Some of our assumptions must be questioned, since often only those with high BMI are referred for PSG. A curious inverse relationship of BMI to CVD mortality in patients with RA has already been reported25. But high BMI was protective only if erythrocyte sedimentation rate was low. Consequently, our traditional view of BMI and OSA, at least in patients with RA, requires some reconsideration. Whether effective treatment of their OSA with CPAP will partially or completely abrogate an increased risk of CVD in the setting of an autoimmune disease remains to be determined. But, looking for this CVD risk factor in our patients is an option currently available by simply ordering a PSG or screening with ambulatory pulse oximetry.

The systemic inflammatory consequences of untreated OSA include endothelial dysfunction, reduced fibrinolytic activity, and increased serum levels of interleukin 6 (IL-6), C-reactive protein, tumor necrosis factor-a, IL-1ß, leptin, reactive oxygen species, adhesion molecules, fibrinogen, and plasminogen activator inhibitor26. Treatment with CPAP reduces TNF-a and CD40L expression and decreases CD8 T cell cytotoxicity27. Immunology is clearly influenced by the central nervous system and autonomic tone, and these principles require more attention.
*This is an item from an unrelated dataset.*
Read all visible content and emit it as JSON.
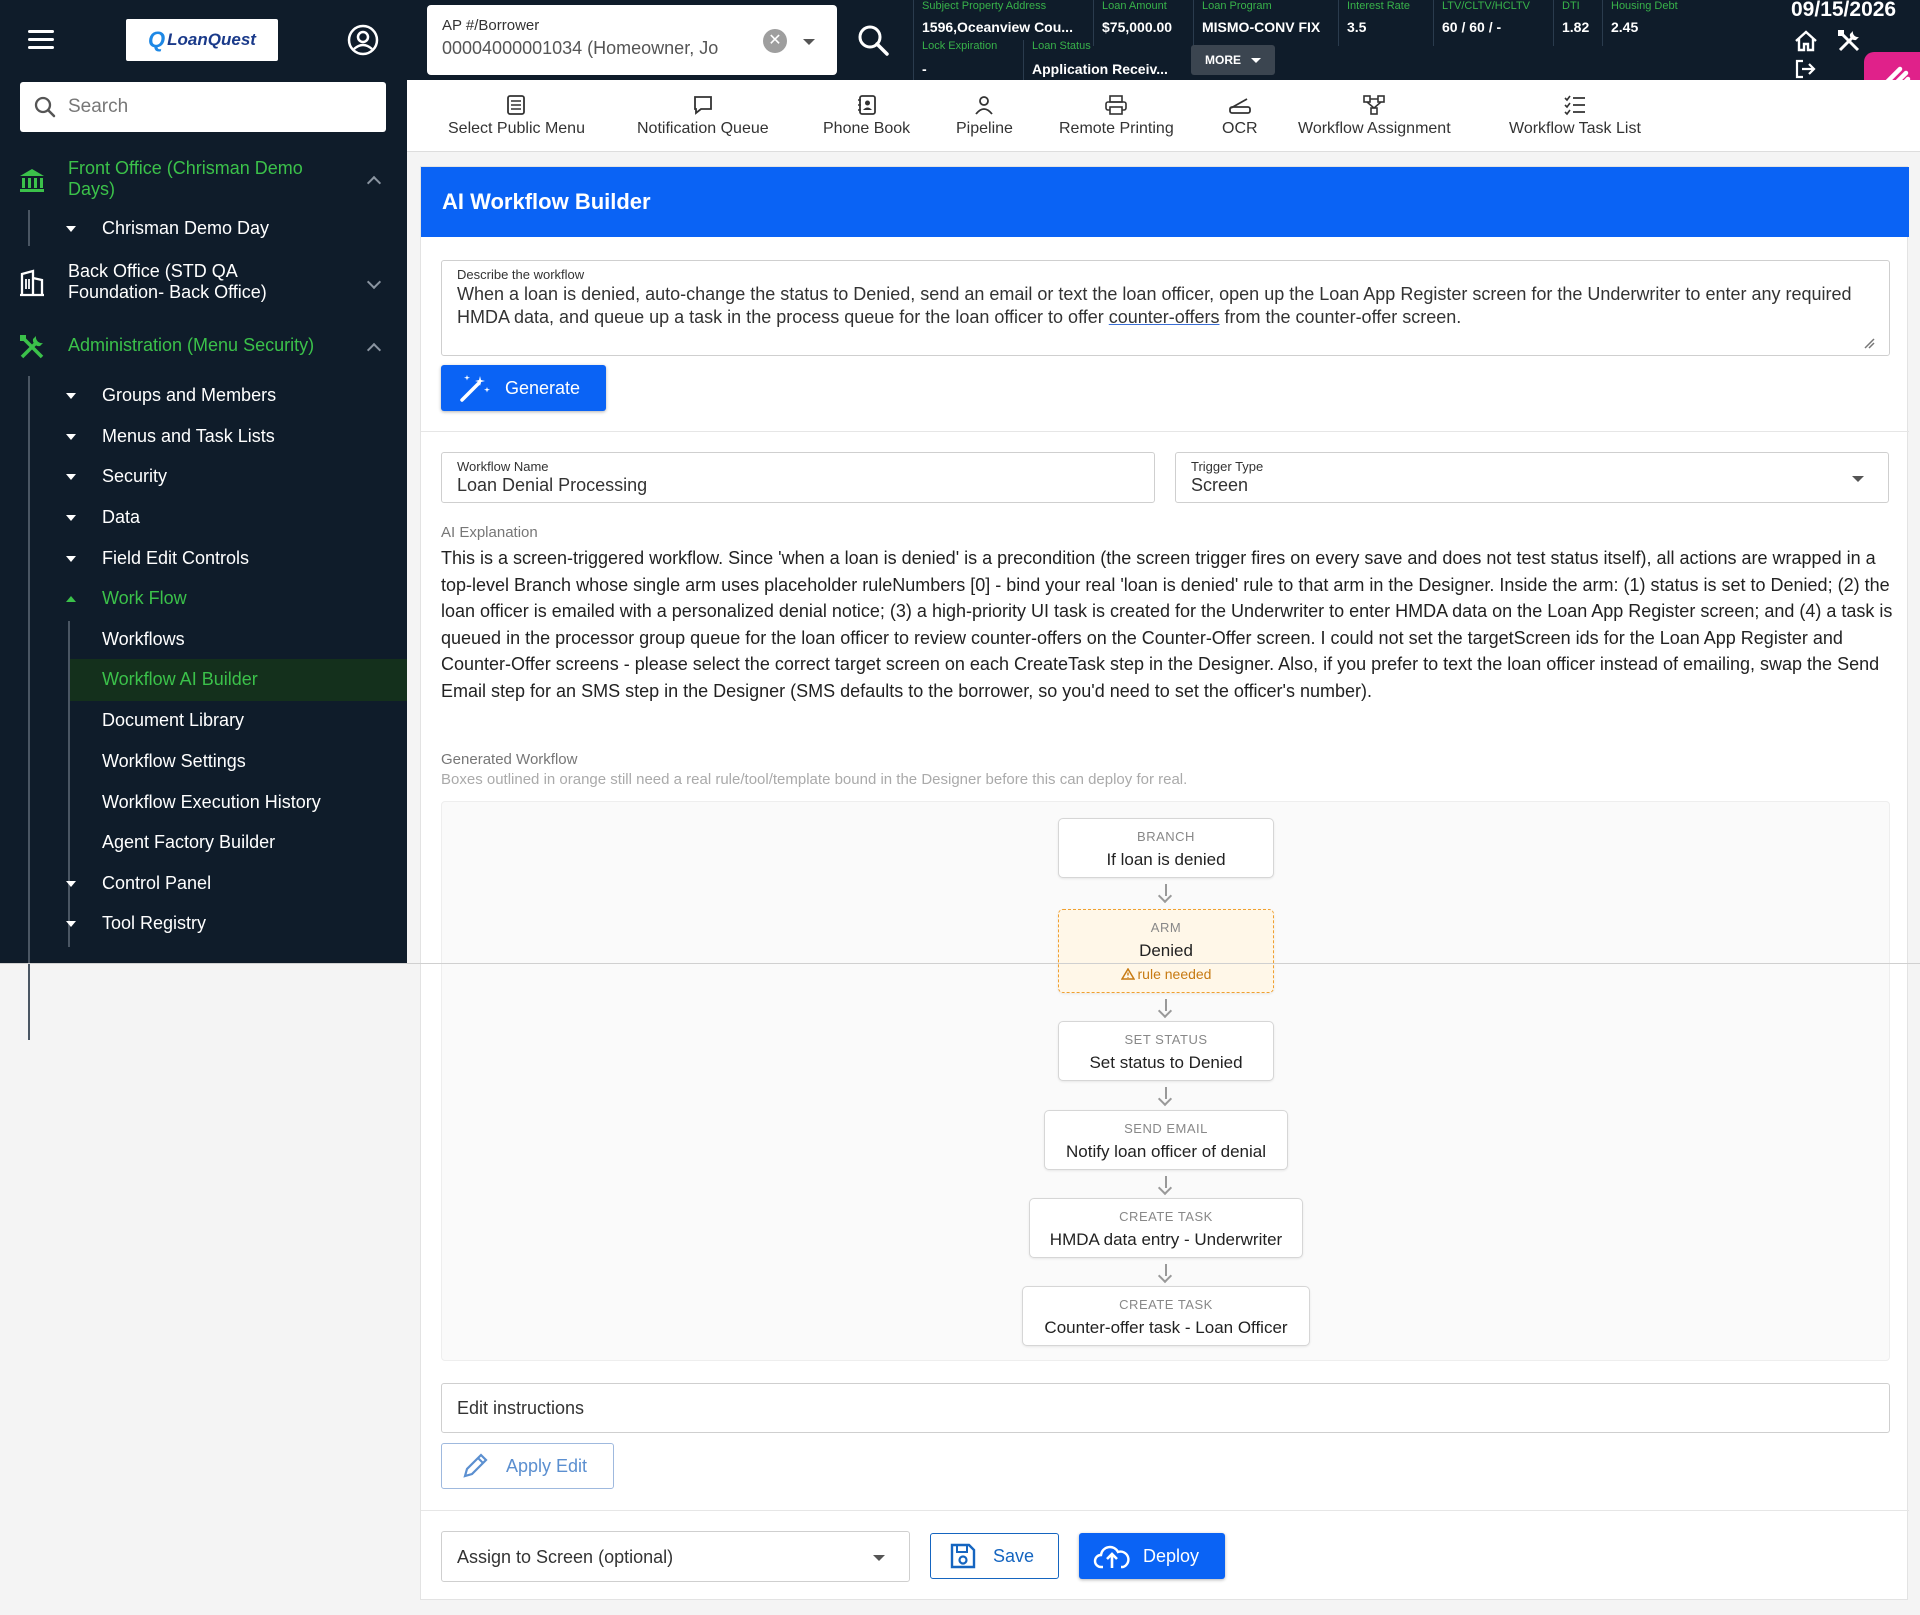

At least with regard to CVD mortality in our patients, it would be of considerable interest to conclusively document the incidence of OSA in RA, SLE, and other autoimmune diseases. Assessing whether treatment of OSA with CPAP decreases CVD risk in this subset of patients would also be worthwhile. Sleep specialists are already interested in autonomic tone, hypoxia, and therapeutic intervention to reduce CVD risk. Perhaps we should be as well.

Rheumatologists are trained to deal with complex and deceptive diseases. In many multisystem disorders, such as systemic sclerosis, systemic lupus, and vasculitis, our effort to look at the bigger picture of multiple organ involvement is somewhat unique among consultative physicians. We are considered "arthritis specialists" by many colleagues and patients, but we are concerned by much more than simply joint pathology. It is that broader view that needs to be rekindled in this debate over the cause of increased cardiovascular mortality in patients with inflammatory disease.